What John McCain did not know about Sarah Palin before he made her his partner is nearly everything that the public ought to know about someone who could soon be their president: What exactly has she done and what principles moved her to do them?

But McCain may pay no price for the failing. He turned a terrifying weakness — Palin was a complete stranger to American voters and nearly so to him — into a stunning advantage. By the deft use of lies and distortions McCain, Palin and their surrogates turned a blank canvas overnight into a portrait of a stylish Joan of Arc.


The media passed along the image of a fiercely ethical, moose-hunting foe of government taxing and spending and unbending defender of family values. There was nothing not to love, and a star was born. When some papers sent reporters to Alaska or to Alaska newspaper files to get the facts they were denounced as left-wing conspirators.

Only a little vetting through the files of the Anchorage Daily News and the Wasilla Frontiersman produces the lineaments of a typically political and opportunistic public life. As a councilwoman and mayor at tiny Wasilla and as governor for 20 months, she exhibited the consummate political skill of saying one thing, doing the opposite and getting credit for both. Mike Huckabee owns the patent. He governed as a tax-and-spend liberal  but politicked as a tightfisted conservative.


Palin, McCain and all the Republican surrogates who spoke up for her on the network shows touted two iconic images that came to represent her storied career. She sold the former governor’s “luxury jet” on eBay “and made a profit,” McCain told cheering delegates, and when Congress sent hundreds of millions for the legendary “bridge to nowhere” she told Congress, by her account, “thanks but no thanks” — they could keep all the millions.

Neither was true.


Gov. Frank Murkowski, Palin’s political benefactor until she ran against him, had bought a 23-year-old jet to get around Alaska, which is more than twice the size of Texas. All his opponents in the 2006 election, Democrat and Republican, ridiculed him and said they would sell the plane if they got elected. Palin put it on eBay, which Murkowski had done successfully with many other state assets, but the state got no worthy bids. So the state sold the plane at a private auction and, rather than the profit that McCain claimed she got, the state took a loss of $500,000.

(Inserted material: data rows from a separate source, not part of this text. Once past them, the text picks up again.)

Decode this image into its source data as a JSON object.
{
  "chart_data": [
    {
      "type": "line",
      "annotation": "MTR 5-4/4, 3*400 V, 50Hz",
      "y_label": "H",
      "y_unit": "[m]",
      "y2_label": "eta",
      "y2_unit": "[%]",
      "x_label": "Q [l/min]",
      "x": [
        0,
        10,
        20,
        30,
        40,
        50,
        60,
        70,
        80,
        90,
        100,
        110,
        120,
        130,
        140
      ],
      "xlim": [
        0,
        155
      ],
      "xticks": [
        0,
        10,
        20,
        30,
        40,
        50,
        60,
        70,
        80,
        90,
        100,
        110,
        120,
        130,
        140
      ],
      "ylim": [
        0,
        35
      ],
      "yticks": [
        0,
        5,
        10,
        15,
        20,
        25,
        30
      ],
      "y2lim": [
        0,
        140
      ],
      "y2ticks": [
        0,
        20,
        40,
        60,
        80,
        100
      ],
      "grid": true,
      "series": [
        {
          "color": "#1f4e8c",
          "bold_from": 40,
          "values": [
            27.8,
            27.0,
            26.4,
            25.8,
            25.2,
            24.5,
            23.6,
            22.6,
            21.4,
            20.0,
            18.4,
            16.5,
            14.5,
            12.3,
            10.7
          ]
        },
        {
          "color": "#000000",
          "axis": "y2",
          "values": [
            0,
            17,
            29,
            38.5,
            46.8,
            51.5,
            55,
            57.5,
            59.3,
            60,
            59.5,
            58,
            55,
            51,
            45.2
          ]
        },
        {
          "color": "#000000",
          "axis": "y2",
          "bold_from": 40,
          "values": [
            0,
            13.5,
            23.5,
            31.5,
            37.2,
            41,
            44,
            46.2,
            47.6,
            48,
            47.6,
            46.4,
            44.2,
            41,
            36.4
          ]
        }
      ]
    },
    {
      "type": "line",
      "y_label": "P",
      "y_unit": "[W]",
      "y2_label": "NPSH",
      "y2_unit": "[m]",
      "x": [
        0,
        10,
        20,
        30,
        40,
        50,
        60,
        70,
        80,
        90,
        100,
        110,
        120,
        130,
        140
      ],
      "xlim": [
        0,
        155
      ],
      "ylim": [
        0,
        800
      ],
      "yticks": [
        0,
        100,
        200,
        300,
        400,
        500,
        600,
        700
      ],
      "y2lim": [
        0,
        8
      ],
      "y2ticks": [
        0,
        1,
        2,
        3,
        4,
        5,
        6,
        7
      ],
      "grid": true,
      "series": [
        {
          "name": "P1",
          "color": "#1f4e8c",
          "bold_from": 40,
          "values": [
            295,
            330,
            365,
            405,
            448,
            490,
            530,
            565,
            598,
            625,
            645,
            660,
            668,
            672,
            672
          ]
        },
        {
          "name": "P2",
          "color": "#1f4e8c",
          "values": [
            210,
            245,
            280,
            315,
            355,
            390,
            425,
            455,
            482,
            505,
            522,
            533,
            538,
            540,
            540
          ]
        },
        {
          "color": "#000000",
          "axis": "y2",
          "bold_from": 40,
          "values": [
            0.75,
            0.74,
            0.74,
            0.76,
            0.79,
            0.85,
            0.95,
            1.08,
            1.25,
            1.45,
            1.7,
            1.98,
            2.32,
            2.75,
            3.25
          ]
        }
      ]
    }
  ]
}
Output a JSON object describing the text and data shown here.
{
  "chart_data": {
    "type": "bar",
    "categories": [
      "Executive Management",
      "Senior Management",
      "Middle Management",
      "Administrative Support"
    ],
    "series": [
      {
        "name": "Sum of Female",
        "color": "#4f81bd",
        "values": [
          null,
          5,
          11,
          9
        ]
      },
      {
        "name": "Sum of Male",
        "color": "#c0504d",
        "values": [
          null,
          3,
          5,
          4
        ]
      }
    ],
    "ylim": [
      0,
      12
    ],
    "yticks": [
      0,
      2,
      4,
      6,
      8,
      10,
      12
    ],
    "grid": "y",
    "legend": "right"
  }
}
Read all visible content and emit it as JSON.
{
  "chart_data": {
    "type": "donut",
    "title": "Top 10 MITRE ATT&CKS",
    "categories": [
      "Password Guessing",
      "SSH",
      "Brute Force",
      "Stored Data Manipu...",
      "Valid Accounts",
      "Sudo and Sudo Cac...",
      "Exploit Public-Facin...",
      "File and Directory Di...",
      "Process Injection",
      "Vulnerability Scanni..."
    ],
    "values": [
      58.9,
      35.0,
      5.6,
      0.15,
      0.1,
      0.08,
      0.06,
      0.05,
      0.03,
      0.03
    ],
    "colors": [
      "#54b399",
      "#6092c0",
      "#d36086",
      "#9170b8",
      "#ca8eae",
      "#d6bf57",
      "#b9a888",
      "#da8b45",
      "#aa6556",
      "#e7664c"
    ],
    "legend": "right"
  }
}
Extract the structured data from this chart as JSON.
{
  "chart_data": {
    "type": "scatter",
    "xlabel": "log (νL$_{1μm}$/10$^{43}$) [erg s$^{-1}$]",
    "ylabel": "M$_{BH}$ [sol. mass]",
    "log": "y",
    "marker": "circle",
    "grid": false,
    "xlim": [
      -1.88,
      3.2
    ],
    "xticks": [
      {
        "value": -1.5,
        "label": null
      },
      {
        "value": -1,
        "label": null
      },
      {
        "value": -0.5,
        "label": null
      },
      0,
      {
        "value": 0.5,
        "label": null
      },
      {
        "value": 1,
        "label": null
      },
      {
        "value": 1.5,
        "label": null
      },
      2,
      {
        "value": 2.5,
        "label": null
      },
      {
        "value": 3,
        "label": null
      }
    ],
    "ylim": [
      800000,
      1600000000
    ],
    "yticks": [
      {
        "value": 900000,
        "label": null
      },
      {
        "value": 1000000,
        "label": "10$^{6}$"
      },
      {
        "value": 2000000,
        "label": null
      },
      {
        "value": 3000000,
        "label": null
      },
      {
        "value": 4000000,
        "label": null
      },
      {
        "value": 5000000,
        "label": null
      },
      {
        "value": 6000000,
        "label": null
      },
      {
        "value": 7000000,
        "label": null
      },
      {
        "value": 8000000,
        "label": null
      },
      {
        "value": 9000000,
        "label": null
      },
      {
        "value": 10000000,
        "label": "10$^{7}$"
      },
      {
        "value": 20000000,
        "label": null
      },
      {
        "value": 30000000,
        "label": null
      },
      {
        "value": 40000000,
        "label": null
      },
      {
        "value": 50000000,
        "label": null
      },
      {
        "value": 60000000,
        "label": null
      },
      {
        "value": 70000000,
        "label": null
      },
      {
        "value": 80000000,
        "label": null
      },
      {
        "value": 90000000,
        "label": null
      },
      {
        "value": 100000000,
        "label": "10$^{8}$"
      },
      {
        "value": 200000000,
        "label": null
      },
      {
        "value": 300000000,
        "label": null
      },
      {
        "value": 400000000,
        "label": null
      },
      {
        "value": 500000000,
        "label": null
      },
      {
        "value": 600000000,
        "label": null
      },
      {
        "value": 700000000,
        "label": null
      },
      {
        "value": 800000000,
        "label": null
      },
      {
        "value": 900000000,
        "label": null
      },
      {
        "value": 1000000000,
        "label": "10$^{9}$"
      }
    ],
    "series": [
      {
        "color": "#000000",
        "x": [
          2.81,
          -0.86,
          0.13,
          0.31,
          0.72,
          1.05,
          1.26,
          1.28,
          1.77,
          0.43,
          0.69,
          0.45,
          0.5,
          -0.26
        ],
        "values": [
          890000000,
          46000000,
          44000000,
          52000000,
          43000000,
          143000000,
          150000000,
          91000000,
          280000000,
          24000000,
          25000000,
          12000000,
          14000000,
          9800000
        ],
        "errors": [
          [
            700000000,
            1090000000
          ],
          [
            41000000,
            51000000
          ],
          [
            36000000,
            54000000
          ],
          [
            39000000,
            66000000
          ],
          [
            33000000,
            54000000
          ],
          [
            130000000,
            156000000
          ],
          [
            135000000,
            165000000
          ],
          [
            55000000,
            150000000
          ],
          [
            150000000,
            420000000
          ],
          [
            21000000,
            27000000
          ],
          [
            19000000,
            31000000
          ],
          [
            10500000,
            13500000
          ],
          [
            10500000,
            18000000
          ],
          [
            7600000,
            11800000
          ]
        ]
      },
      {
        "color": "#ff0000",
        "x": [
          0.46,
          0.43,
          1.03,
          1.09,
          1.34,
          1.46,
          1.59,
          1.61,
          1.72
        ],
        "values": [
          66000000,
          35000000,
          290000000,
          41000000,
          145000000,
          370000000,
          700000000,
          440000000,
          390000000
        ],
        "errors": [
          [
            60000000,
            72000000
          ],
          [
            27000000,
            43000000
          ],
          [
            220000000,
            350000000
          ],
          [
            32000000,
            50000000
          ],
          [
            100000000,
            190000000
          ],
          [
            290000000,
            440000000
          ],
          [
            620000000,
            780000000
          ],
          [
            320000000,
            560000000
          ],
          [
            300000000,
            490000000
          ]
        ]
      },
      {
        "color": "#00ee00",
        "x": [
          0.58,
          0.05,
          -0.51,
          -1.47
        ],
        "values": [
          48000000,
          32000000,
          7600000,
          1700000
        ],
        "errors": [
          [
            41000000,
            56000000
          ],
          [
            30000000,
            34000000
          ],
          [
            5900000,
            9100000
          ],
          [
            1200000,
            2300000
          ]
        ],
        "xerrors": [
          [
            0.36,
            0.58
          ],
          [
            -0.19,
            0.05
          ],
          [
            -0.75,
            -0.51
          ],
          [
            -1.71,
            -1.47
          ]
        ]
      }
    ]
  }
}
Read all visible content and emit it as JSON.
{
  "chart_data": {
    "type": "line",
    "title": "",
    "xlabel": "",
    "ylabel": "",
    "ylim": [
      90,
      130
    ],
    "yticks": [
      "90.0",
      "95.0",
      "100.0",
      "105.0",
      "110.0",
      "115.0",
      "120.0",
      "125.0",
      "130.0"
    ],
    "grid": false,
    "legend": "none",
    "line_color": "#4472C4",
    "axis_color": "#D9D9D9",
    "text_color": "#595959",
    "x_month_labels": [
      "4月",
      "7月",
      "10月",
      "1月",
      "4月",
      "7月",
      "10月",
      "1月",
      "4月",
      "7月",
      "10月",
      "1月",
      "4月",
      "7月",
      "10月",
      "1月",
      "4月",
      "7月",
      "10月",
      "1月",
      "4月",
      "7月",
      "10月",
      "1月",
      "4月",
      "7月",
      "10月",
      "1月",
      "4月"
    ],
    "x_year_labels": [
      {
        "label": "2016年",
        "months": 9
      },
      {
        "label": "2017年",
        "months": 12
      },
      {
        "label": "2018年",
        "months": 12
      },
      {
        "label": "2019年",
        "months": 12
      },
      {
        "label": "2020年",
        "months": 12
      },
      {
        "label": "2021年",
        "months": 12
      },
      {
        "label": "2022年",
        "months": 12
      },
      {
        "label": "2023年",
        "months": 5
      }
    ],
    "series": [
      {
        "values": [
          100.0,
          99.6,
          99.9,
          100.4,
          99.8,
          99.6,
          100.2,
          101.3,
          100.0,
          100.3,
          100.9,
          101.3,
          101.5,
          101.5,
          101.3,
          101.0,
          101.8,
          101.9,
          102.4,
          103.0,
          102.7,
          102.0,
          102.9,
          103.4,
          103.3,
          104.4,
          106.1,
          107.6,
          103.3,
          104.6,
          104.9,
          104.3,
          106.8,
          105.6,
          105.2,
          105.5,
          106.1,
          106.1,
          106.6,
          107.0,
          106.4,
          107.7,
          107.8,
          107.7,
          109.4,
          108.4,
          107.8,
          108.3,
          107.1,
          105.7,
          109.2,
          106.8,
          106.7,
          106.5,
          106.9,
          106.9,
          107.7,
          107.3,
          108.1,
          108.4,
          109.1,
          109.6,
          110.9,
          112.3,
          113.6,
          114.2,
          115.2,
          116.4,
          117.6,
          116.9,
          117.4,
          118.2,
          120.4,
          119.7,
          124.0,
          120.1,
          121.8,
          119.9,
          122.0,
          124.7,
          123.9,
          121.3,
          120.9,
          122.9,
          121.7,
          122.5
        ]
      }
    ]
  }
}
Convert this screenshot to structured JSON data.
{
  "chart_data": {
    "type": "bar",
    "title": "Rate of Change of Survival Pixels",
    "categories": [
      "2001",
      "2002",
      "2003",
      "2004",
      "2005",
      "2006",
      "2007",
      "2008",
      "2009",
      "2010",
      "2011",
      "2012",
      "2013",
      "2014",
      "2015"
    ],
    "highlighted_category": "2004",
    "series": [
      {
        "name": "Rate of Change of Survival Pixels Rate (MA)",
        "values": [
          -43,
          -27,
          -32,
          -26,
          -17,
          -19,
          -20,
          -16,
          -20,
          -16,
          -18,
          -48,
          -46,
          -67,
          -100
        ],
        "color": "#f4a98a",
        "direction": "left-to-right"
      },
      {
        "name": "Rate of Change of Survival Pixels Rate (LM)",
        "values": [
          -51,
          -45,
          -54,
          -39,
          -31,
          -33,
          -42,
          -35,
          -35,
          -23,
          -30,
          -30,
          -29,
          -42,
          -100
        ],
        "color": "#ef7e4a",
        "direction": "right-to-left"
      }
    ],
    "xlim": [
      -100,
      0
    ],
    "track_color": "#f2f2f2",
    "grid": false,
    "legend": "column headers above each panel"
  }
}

McCain, who really has fought pork-barrel spending like the fabled bridge to Ketchikan, characterized Palin as a fierce foe of them, and her alleged refusal to accept the appropriation for the bridge was the emblem of her principled stand. But that was a stretch if not an outright lie.

As mayor of Wasilla she hired a lobbyist close to Sen. Ted Stevens and Rep. Don Young, the pork barrelers in chief, to get earmarks for her town, and they delivered millions. As governor, in 18 months she submitted $453 million in earmark requests to Congress, roughly $650 for every person in Alaska.

As for the bridge, she supported it when she was running two years ago. Congress stopped the bridge earmark, but the state’s Republican delegation got the money appropriated for whatever purposes Alaska wanted to spend it on. The bridge cost by then had far outstripped the appropriation. Contrary to her assertions now, Palin told Congress, “thanks a lot.” She spent every dime on other pork projects and said she was asking transportation officials to come up with another plan for the bridge.


Stevens was indicted this spring and Young is under criminal investigation. They are whipping boys now, but two years ago she was praising them for their pork-barreling success, including the bridge. “And our congressional delegation, God bless ‘em,” she said. “They do a great job for us. Rep. Don Young, especially God bless him. We’re very, very fortunate to receive the largesse that Don Young was able to put together for Alaska.”

McCain said again and again last week that he just couldn’t wait to turn Palin loose on the free-spending Congress. What would she do? Shoot them? And this week we learn that Palin has paid herself a daily expense for living at home and for taking family members to public events.

Her big monuments as governor are her promotion of the trans-Canada gas pipeline to the states and the big windfall profits tax on oil, which financed the $1,200 checks she is sending to every person in Alaska — the source of her current popularity. Both were pushed by the former governor, and Palin opposed them. Candidate Palin said the pipeline should stay in Alaska and furnish gas for Alaska’s needs, not the lower 48, and she said she would fight taxes on the oil companies. But the legislature liked Murkowski’s plans, and once elected, a la Huckabee, she adopted them as her own.

This wouldn’t bother McCain, or a lot of us, but the family-values people might profit from a little vetting. Palin once confirmed that she had smoked marijuana, explaining that while it violated federal law it was not against the law in Alaska. Anyway, she said, she didn’t enjoy it much.

As a city official, Palin fought efforts to force Wasilla’s bars to close at 3 a.m. rather than 5 a.m., as the police chief wanted, and she joined the campaign against a state law to close bars earlier. She fired the police chief although objections from bar owners who supported her might not have been the full reason she fired him. According to the Wasilla newspaper in 1993, she explained that the chief intimidated her with his size (6 feet tall and more than 200 pounds) and the “stern” way he looked at her.

She’s a few votes and a heartbeat away from the presidency.